Consumers’ approach toward payments has changed in recent years. First, many Americans have ditched the dollar in favor of credit, debit, and online transactions. It led to the rise of countertop Point-of-Sale (POS) systems, allowing businesses to accept debit and credit payments.
But the prevalence of smartphone use has put focus on a specific transaction method: mobile payment.
Milking the Mobile Money
In other parts of the world, especially China, mobile payment adoption is moving full steam ahead. The Business Insider Intelligence’s Mobile Payments Report predicts that in-store mobile payments in the US will grow up to $128 billion in 2021 at a 40 percent compound annual growth rate (CAGR).
Mobile money does contribute to the slowdown of cash payments, according to the CNBC report.

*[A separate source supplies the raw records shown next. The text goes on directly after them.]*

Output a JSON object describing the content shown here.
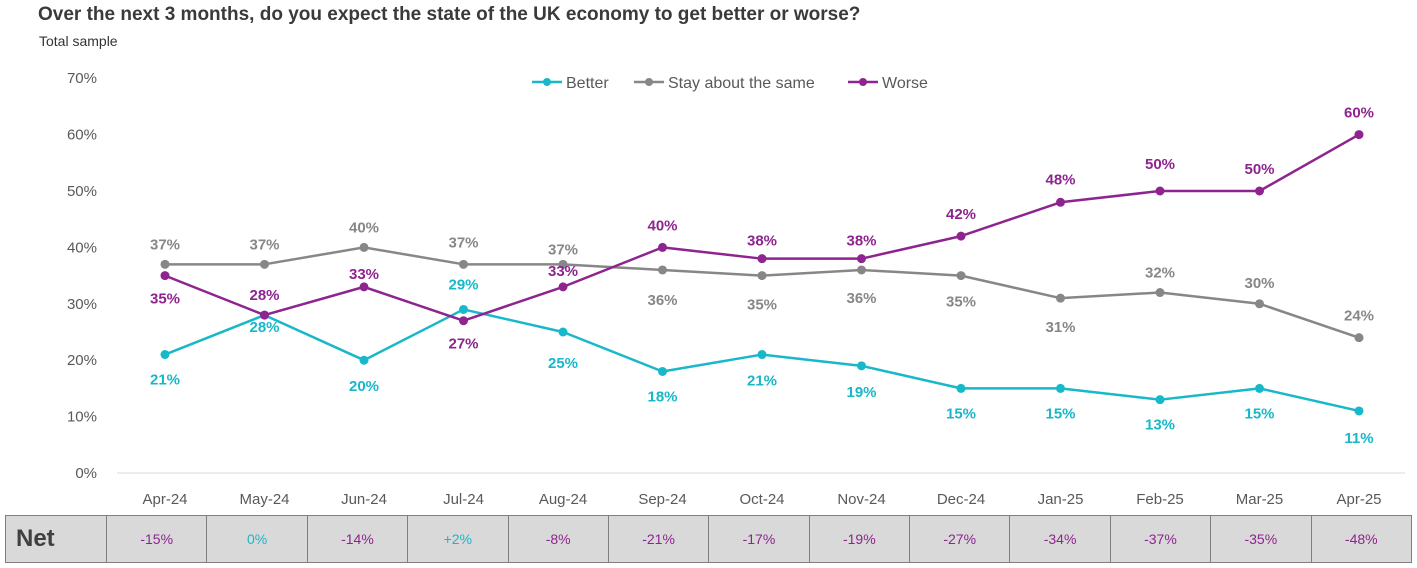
{
  "title": "Over the next 3 months, do you expect the state of the UK economy to get better or worse?",
  "subtitle": "Total sample",
  "chart_data": {
    "type": "line",
    "categories": [
      "Apr-24",
      "May-24",
      "Jun-24",
      "Jul-24",
      "Aug-24",
      "Sep-24",
      "Oct-24",
      "Nov-24",
      "Dec-24",
      "Jan-25",
      "Feb-25",
      "Mar-25",
      "Apr-25"
    ],
    "y_ticks": [
      "0%",
      "10%",
      "20%",
      "30%",
      "40%",
      "50%",
      "60%",
      "70%"
    ],
    "ylim": [
      0,
      70
    ],
    "legend_position": "top-center",
    "series": [
      {
        "name": "Better",
        "color": "#17B8C9",
        "values": [
          21,
          28,
          20,
          29,
          25,
          18,
          21,
          19,
          15,
          15,
          13,
          15,
          11
        ],
        "labels": [
          "21%",
          "28%",
          "20%",
          "29%",
          "25%",
          "18%",
          "21%",
          "19%",
          "15%",
          "15%",
          "13%",
          "15%",
          "11%"
        ]
      },
      {
        "name": "Stay about the same",
        "color": "#878787",
        "values": [
          37,
          37,
          40,
          37,
          37,
          36,
          35,
          36,
          35,
          31,
          32,
          30,
          24
        ],
        "labels": [
          "37%",
          "37%",
          "40%",
          "37%",
          "37%",
          "36%",
          "35%",
          "36%",
          "35%",
          "31%",
          "32%",
          "30%",
          "24%"
        ]
      },
      {
        "name": "Worse",
        "color": "#8E248F",
        "values": [
          35,
          28,
          33,
          27,
          33,
          40,
          38,
          38,
          42,
          48,
          50,
          50,
          60
        ],
        "labels": [
          "35%",
          "28%",
          "33%",
          "27%",
          "33%",
          "40%",
          "38%",
          "38%",
          "42%",
          "48%",
          "50%",
          "50%",
          "60%"
        ]
      }
    ]
  },
  "net": {
    "label": "Net",
    "values": [
      "-15%",
      "0%",
      "-14%",
      "+2%",
      "-8%",
      "-21%",
      "-17%",
      "-19%",
      "-27%",
      "-34%",
      "-37%",
      "-35%",
      "-48%"
    ],
    "colors": [
      "#8E248F",
      "#17B8C9",
      "#8E248F",
      "#17B8C9",
      "#8E248F",
      "#8E248F",
      "#8E248F",
      "#8E248F",
      "#8E248F",
      "#8E248F",
      "#8E248F",
      "#8E248F",
      "#8E248F"
    ]
  }
}
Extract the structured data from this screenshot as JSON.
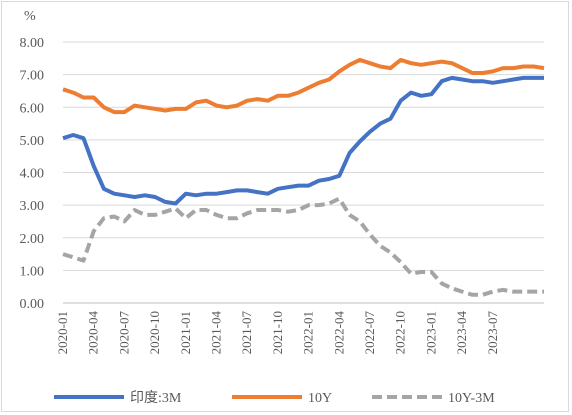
{
  "chart_data": {
    "type": "line",
    "unit_label": "%",
    "ylim": [
      0,
      8
    ],
    "y_ticks": [
      "0.00",
      "1.00",
      "2.00",
      "3.00",
      "4.00",
      "5.00",
      "6.00",
      "7.00",
      "8.00"
    ],
    "x_range": [
      "2020-01",
      "2023-12"
    ],
    "x_ticks": [
      "2020-01",
      "2020-04",
      "2020-07",
      "2020-10",
      "2021-01",
      "2021-04",
      "2021-07",
      "2021-10",
      "2022-01",
      "2022-04",
      "2022-07",
      "2022-10",
      "2023-01",
      "2023-04",
      "2023-07"
    ],
    "grid": true,
    "legend_position": "bottom",
    "series": [
      {
        "name": "印度:3M",
        "color": "#4472c4",
        "style": "solid",
        "points": [
          [
            "2020-01",
            5.05
          ],
          [
            "2020-02",
            5.15
          ],
          [
            "2020-03",
            5.05
          ],
          [
            "2020-04",
            4.2
          ],
          [
            "2020-05",
            3.5
          ],
          [
            "2020-06",
            3.35
          ],
          [
            "2020-07",
            3.3
          ],
          [
            "2020-08",
            3.25
          ],
          [
            "2020-09",
            3.3
          ],
          [
            "2020-10",
            3.25
          ],
          [
            "2020-11",
            3.1
          ],
          [
            "2020-12",
            3.05
          ],
          [
            "2021-01",
            3.35
          ],
          [
            "2021-02",
            3.3
          ],
          [
            "2021-03",
            3.35
          ],
          [
            "2021-04",
            3.35
          ],
          [
            "2021-05",
            3.4
          ],
          [
            "2021-06",
            3.45
          ],
          [
            "2021-07",
            3.45
          ],
          [
            "2021-08",
            3.4
          ],
          [
            "2021-09",
            3.35
          ],
          [
            "2021-10",
            3.5
          ],
          [
            "2021-11",
            3.55
          ],
          [
            "2021-12",
            3.6
          ],
          [
            "2022-01",
            3.6
          ],
          [
            "2022-02",
            3.75
          ],
          [
            "2022-03",
            3.8
          ],
          [
            "2022-04",
            3.9
          ],
          [
            "2022-05",
            4.6
          ],
          [
            "2022-06",
            4.95
          ],
          [
            "2022-07",
            5.25
          ],
          [
            "2022-08",
            5.5
          ],
          [
            "2022-09",
            5.65
          ],
          [
            "2022-10",
            6.2
          ],
          [
            "2022-11",
            6.45
          ],
          [
            "2022-12",
            6.35
          ],
          [
            "2023-01",
            6.4
          ],
          [
            "2023-02",
            6.8
          ],
          [
            "2023-03",
            6.9
          ],
          [
            "2023-04",
            6.85
          ],
          [
            "2023-05",
            6.8
          ],
          [
            "2023-06",
            6.8
          ],
          [
            "2023-07",
            6.75
          ],
          [
            "2023-08",
            6.8
          ],
          [
            "2023-09",
            6.85
          ],
          [
            "2023-10",
            6.9
          ],
          [
            "2023-11",
            6.9
          ],
          [
            "2023-12",
            6.9
          ]
        ]
      },
      {
        "name": "10Y",
        "color": "#ed7d31",
        "style": "solid",
        "points": [
          [
            "2020-01",
            6.55
          ],
          [
            "2020-02",
            6.45
          ],
          [
            "2020-03",
            6.3
          ],
          [
            "2020-04",
            6.3
          ],
          [
            "2020-05",
            6.0
          ],
          [
            "2020-06",
            5.85
          ],
          [
            "2020-07",
            5.85
          ],
          [
            "2020-08",
            6.05
          ],
          [
            "2020-09",
            6.0
          ],
          [
            "2020-10",
            5.95
          ],
          [
            "2020-11",
            5.9
          ],
          [
            "2020-12",
            5.95
          ],
          [
            "2021-01",
            5.95
          ],
          [
            "2021-02",
            6.15
          ],
          [
            "2021-03",
            6.2
          ],
          [
            "2021-04",
            6.05
          ],
          [
            "2021-05",
            6.0
          ],
          [
            "2021-06",
            6.05
          ],
          [
            "2021-07",
            6.2
          ],
          [
            "2021-08",
            6.25
          ],
          [
            "2021-09",
            6.2
          ],
          [
            "2021-10",
            6.35
          ],
          [
            "2021-11",
            6.35
          ],
          [
            "2021-12",
            6.45
          ],
          [
            "2022-01",
            6.6
          ],
          [
            "2022-02",
            6.75
          ],
          [
            "2022-03",
            6.85
          ],
          [
            "2022-04",
            7.1
          ],
          [
            "2022-05",
            7.3
          ],
          [
            "2022-06",
            7.45
          ],
          [
            "2022-07",
            7.35
          ],
          [
            "2022-08",
            7.25
          ],
          [
            "2022-09",
            7.2
          ],
          [
            "2022-10",
            7.45
          ],
          [
            "2022-11",
            7.35
          ],
          [
            "2022-12",
            7.3
          ],
          [
            "2023-01",
            7.35
          ],
          [
            "2023-02",
            7.4
          ],
          [
            "2023-03",
            7.35
          ],
          [
            "2023-04",
            7.2
          ],
          [
            "2023-05",
            7.05
          ],
          [
            "2023-06",
            7.05
          ],
          [
            "2023-07",
            7.1
          ],
          [
            "2023-08",
            7.2
          ],
          [
            "2023-09",
            7.2
          ],
          [
            "2023-10",
            7.25
          ],
          [
            "2023-11",
            7.25
          ],
          [
            "2023-12",
            7.2
          ]
        ]
      },
      {
        "name": "10Y-3M",
        "color": "#a5a5a5",
        "style": "dashed",
        "points": [
          [
            "2020-01",
            1.5
          ],
          [
            "2020-02",
            1.4
          ],
          [
            "2020-03",
            1.3
          ],
          [
            "2020-04",
            2.2
          ],
          [
            "2020-05",
            2.6
          ],
          [
            "2020-06",
            2.65
          ],
          [
            "2020-07",
            2.5
          ],
          [
            "2020-08",
            2.85
          ],
          [
            "2020-09",
            2.7
          ],
          [
            "2020-10",
            2.7
          ],
          [
            "2020-11",
            2.8
          ],
          [
            "2020-12",
            2.9
          ],
          [
            "2021-01",
            2.6
          ],
          [
            "2021-02",
            2.85
          ],
          [
            "2021-03",
            2.85
          ],
          [
            "2021-04",
            2.7
          ],
          [
            "2021-05",
            2.6
          ],
          [
            "2021-06",
            2.6
          ],
          [
            "2021-07",
            2.75
          ],
          [
            "2021-08",
            2.85
          ],
          [
            "2021-09",
            2.85
          ],
          [
            "2021-10",
            2.85
          ],
          [
            "2021-11",
            2.8
          ],
          [
            "2021-12",
            2.85
          ],
          [
            "2022-01",
            3.0
          ],
          [
            "2022-02",
            3.0
          ],
          [
            "2022-03",
            3.05
          ],
          [
            "2022-04",
            3.2
          ],
          [
            "2022-05",
            2.7
          ],
          [
            "2022-06",
            2.5
          ],
          [
            "2022-07",
            2.1
          ],
          [
            "2022-08",
            1.75
          ],
          [
            "2022-09",
            1.55
          ],
          [
            "2022-10",
            1.25
          ],
          [
            "2022-11",
            0.9
          ],
          [
            "2022-12",
            0.95
          ],
          [
            "2023-01",
            0.95
          ],
          [
            "2023-02",
            0.6
          ],
          [
            "2023-03",
            0.45
          ],
          [
            "2023-04",
            0.35
          ],
          [
            "2023-05",
            0.25
          ],
          [
            "2023-06",
            0.25
          ],
          [
            "2023-07",
            0.35
          ],
          [
            "2023-08",
            0.4
          ],
          [
            "2023-09",
            0.35
          ],
          [
            "2023-10",
            0.35
          ],
          [
            "2023-11",
            0.35
          ],
          [
            "2023-12",
            0.35
          ]
        ]
      }
    ]
  }
}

U.S. Bank surveyed over 2,000 people and found that 50 percent carry cash with them less than half the time whenever they go out. And 76 percent only bring less than $50 for small emergency purchases.
The Vibes 2019 US Mobile Consumer report revealed that 28 percent of smartphone users are already using a mobile wallet of some sort, higher than 2018’s 22 percent. Also, 20 percent expressed their interest in digital wallets, suggesting the projected rise of this payment method.
Although the US has yet to fully embrace this method, businesses have plenty of reasons to adopt mobile transactions as early as now. Mobile payment systems allow them to incorporate incentive and loyalty programs. These setups help customers to keep track of their points, purchases, and rewards, which can encourage more purchase.
Mobile transaction systems also enable businesses to easily monitor and understand the purchasing behavior of customers. This can strengthen a brand’s personalization efforts for marketing.
But the rise of digital payments doesn’t mean businesses should forgo cash transactions entirely. The point is to be where the customers are. And while mobile transaction is slowly gaining traction, bills and coins remain relevant in people’s purchasing activities.
Green is Still In
Consumers use different payment methods depending on their location, the item they’re buying, and the retailer. For instance, 41 percent of internet users would rather swipe their credit cards when buying from online-only sellers. But only 24 percent paid via credit at convenience stores because cash seemed like the more logical option.
What this means is that businesses should tailor their transaction options according to the market, business type, and products. Another trick is to look for a flexible software or device that allows them to accept a variety of payment methods, such as merchant accounts. Providers like Merchant Card Advisors offer systems that support online, mobile, and in-person payments.
Most merchant services support various credit card networks, fund transfers, and mobile wallets, and come with a POS terminal as well. So, you can cater to both cash and digital wallet users.
Ultimately, integrate your payment system with your overall marketing strategy. For example, accepting mobile transactions is the logical move if you’re planning to target the smartphone-dependent market. This can mean partnering with different digital wallets or creating your own mobile app. But if you’re only starting to digitize your sale, prioritizing online credit card transactions is a smart move. According to ING Bank, 45 percent of online transactions are still made via credit cards.
Study your market carefully and plot payment methods to serve your customers well. Convenience, and data security, is key to attracting mobile-savvy buyers.